An executive with an ecommerce company who participated in meetings on the draft policy, told the daily that when the issue of differential voting rights was brought up, the government said it is already allowed but the industry felt it was not being implemented due to investor pressure. "It was because of this dichotomy that the provision was mentioned in the policy," the source added.The Walmart-Flipkart deal had prompted a flurry of predictions about an impending colonisation of the internet economy - the oft-quoted reason being the inability of domestic internet companies to issue DVR Shares since the law did not allow it.
But that perception is incorrect.
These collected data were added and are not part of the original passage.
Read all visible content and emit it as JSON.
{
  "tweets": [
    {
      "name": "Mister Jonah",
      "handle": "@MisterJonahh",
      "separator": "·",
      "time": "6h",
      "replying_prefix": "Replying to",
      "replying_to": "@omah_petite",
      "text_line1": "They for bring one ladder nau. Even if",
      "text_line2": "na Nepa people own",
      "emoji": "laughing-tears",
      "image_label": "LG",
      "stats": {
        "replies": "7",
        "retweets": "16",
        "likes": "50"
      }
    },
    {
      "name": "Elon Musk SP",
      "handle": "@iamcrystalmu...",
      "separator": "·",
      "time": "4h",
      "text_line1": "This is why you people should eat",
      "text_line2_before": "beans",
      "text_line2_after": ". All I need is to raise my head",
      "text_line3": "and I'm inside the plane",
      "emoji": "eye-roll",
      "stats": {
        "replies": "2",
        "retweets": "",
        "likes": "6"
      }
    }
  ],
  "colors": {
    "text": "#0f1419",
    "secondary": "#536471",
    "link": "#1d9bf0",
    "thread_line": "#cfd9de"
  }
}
According to Ajay Joseph, Partner at Mumbai-based law firm Veyrah Law, only listed companies and unlisted public companies are subjected to conditional restrictions for issuing DVR Shares. "All private companies can easily issue DVR Shares," he clarified, adding, "It is indeed quite surprising that none of the founders of Indian internet companies - almost every major company in the space is a private one - have opted to structure investments using DVR Shares".
The trouble, according to Joseph, is that institutional investors are unlikely to accept these structures for their Indian investments, although they may readily accept it in other markets. That's because of India's poor reputation. India is ranked at 164 out of 190 for 'enforcement of contracts' as per the World Bank's ease of doing business 2018 report.
"During the years 1995-2008 many institutional investors had invested in the India growth story, until the financial crisis engulfed world markets. The resulting adverse conditions exposed the fallacies in the Indian enforcement system, when investors were left to dry by their business partners. Many [of them] conveniently reneged on their contractual obligations by exploiting the delays in the Indian legal system," said Joseph.
But the Centre is slowly waking up to this problem and taking steps to redress it. In May, the daily had reported that the government was expected to offer hybrid instruments to allow promoters to retain control of an entity even with a minority stake, a move seen as beneficial for startups when it comes to fundraising. Meanwhile, the Securities and Exchange Board of India (Sebi) is considering a proposal for listing startups so companies can sell DVR shares.